Il est à noter que la chefferie de service sur décision locale confère les mêmes prérogatives au sein de l’établissement qu’une chefferie de service par décision ministérielle, sauf qu’elle n’est pas rétribuée par la fonction publique.

Autre précision, les postes de chef de service et de chef d’unité sont des postes structurels et non des postes budgétaires ouverts à la demande: ils accompagnent les services existants. Ce qui peut dire qu’un spécialiste ne peut postuler que si le service/unité en question figure sur l’arrêté portant création de services de l’établissement et de leurs unités constitutives. Si le service /unité n’existe pas, une activité documentée peut être érigée en service par la DGSS/MSPRH sur proposition du conseil médical, avec dossier à l’appui . ce n’est qu’une fois le service/unité créés, le spécialiste pourra postuler à ces postes supérieurs.
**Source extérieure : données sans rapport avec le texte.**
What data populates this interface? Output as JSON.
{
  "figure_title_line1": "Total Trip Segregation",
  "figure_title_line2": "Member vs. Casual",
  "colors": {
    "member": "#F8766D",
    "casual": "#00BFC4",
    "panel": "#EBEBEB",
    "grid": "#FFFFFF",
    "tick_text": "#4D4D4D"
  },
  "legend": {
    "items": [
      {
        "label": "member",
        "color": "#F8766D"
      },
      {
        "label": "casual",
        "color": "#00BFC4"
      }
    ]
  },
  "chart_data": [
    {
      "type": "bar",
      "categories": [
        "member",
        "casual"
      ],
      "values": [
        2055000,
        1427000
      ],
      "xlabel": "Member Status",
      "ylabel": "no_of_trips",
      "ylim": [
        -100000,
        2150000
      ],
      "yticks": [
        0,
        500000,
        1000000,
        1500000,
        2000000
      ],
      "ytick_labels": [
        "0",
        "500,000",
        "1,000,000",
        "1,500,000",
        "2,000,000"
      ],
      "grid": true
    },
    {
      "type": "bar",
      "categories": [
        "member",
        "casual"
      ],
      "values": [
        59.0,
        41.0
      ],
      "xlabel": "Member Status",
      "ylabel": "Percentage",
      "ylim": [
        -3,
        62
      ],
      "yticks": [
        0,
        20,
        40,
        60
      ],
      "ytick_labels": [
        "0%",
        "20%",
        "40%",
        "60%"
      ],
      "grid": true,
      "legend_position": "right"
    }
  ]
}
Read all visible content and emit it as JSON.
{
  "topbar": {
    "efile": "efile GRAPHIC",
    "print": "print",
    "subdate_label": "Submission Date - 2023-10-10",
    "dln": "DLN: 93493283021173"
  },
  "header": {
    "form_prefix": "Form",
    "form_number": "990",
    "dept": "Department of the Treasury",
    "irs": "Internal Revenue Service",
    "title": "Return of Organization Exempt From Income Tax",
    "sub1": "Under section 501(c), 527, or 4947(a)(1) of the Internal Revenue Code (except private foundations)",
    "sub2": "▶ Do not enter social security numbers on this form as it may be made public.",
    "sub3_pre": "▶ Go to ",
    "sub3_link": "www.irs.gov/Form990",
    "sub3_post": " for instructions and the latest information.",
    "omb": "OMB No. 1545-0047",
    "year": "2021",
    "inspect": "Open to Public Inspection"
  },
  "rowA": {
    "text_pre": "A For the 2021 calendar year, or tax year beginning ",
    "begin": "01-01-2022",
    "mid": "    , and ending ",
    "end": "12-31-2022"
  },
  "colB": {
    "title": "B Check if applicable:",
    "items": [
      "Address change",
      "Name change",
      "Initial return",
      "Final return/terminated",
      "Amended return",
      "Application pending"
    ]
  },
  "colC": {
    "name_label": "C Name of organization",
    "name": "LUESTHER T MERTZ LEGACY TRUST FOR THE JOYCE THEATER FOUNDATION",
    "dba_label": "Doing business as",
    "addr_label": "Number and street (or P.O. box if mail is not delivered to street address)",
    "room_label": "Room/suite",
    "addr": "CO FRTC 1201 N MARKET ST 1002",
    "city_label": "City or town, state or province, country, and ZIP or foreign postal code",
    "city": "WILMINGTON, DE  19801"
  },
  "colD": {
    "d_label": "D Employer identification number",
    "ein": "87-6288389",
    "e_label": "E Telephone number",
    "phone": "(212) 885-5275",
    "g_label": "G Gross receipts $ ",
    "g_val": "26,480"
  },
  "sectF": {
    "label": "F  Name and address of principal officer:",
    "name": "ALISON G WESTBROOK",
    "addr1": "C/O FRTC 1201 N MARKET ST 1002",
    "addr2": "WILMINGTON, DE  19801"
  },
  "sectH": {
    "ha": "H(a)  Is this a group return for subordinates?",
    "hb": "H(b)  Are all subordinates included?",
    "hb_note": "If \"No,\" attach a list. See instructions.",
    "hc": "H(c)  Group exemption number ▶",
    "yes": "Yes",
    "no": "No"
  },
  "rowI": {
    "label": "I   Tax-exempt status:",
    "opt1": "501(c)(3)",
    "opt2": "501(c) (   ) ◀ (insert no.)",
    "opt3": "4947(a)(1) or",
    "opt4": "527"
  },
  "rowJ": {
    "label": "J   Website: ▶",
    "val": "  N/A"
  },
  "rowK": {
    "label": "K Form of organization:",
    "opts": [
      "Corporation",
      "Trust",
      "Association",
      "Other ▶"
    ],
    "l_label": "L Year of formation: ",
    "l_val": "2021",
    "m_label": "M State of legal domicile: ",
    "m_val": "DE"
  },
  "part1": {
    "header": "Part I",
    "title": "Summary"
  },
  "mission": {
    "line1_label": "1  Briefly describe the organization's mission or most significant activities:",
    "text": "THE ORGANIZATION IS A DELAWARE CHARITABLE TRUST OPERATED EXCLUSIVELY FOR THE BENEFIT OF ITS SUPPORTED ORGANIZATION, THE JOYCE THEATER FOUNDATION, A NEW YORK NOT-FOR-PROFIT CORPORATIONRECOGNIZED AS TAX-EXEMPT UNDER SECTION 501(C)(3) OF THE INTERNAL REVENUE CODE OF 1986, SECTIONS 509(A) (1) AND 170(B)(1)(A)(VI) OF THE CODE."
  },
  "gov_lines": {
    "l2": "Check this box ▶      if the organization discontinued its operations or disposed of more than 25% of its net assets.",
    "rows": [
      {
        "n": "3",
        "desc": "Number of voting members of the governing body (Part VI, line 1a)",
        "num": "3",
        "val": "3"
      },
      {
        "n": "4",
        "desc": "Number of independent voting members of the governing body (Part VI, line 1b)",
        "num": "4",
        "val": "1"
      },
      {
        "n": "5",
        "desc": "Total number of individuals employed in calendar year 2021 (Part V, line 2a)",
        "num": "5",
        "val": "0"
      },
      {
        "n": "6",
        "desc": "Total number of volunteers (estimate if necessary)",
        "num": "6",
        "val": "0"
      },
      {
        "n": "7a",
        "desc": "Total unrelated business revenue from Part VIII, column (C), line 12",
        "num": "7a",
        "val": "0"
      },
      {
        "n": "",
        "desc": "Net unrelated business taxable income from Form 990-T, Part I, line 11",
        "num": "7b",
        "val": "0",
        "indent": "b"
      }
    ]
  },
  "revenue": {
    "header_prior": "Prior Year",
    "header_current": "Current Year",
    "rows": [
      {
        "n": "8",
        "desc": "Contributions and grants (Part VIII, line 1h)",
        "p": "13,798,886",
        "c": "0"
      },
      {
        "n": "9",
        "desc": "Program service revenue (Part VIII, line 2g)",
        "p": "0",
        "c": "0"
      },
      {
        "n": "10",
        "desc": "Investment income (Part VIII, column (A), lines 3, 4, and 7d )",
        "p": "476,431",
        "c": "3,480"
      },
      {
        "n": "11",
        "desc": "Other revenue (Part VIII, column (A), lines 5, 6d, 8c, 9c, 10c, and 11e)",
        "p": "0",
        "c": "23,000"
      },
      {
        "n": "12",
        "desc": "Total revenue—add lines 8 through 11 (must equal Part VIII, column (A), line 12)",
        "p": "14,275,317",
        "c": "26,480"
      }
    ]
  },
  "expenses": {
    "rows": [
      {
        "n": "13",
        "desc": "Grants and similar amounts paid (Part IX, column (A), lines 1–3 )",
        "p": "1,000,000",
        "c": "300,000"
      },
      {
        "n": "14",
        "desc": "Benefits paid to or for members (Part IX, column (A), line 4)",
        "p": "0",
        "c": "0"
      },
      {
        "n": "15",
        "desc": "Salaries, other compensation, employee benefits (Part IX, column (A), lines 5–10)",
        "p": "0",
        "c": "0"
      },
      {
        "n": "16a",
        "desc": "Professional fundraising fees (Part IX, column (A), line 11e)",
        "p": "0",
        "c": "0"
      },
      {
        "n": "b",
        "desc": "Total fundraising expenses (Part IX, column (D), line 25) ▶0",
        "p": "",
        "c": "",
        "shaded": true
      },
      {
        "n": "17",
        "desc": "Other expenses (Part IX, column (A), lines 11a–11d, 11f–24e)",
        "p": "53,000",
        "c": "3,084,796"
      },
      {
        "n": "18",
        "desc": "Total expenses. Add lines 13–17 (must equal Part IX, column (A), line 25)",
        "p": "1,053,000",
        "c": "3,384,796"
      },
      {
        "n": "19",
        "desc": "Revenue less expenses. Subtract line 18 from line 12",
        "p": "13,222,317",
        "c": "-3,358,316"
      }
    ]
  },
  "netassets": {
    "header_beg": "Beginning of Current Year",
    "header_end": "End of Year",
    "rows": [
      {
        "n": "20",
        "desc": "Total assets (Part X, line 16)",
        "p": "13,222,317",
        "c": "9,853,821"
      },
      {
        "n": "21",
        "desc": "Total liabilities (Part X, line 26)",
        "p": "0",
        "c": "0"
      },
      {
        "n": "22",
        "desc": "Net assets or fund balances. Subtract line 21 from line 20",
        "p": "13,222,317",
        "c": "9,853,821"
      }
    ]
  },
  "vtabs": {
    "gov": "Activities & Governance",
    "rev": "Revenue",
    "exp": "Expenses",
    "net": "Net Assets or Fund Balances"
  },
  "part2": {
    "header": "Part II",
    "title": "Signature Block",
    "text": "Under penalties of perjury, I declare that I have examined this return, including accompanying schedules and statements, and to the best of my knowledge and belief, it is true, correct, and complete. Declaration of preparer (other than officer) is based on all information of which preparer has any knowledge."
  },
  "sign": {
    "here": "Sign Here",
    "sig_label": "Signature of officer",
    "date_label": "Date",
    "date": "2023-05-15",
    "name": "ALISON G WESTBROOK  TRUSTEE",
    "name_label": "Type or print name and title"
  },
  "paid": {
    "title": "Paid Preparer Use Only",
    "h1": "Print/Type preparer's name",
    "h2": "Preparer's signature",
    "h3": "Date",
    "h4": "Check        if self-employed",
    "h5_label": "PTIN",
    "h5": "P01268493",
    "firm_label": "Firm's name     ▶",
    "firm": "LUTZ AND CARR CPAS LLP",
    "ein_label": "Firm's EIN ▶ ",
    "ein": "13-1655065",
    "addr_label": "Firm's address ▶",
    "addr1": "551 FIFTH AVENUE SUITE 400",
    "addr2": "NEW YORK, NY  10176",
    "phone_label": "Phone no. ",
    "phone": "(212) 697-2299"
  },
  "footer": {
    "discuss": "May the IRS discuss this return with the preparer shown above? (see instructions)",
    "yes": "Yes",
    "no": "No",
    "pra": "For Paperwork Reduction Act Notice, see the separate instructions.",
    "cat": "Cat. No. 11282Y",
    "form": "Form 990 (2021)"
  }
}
Quant aux spécialistes exerçant dans les EPSP, les seules spécialités érigées en services et où ils peuvent prétendre à des postes supérieurs sont l’épidémiologie ( EPSP), la pneumologie( UTCMR), et la médecine du travail. Dans de rares cas ont pu être créées des services ou unités spécialisées gérées par des spécialistes , mais ils restent l’exception.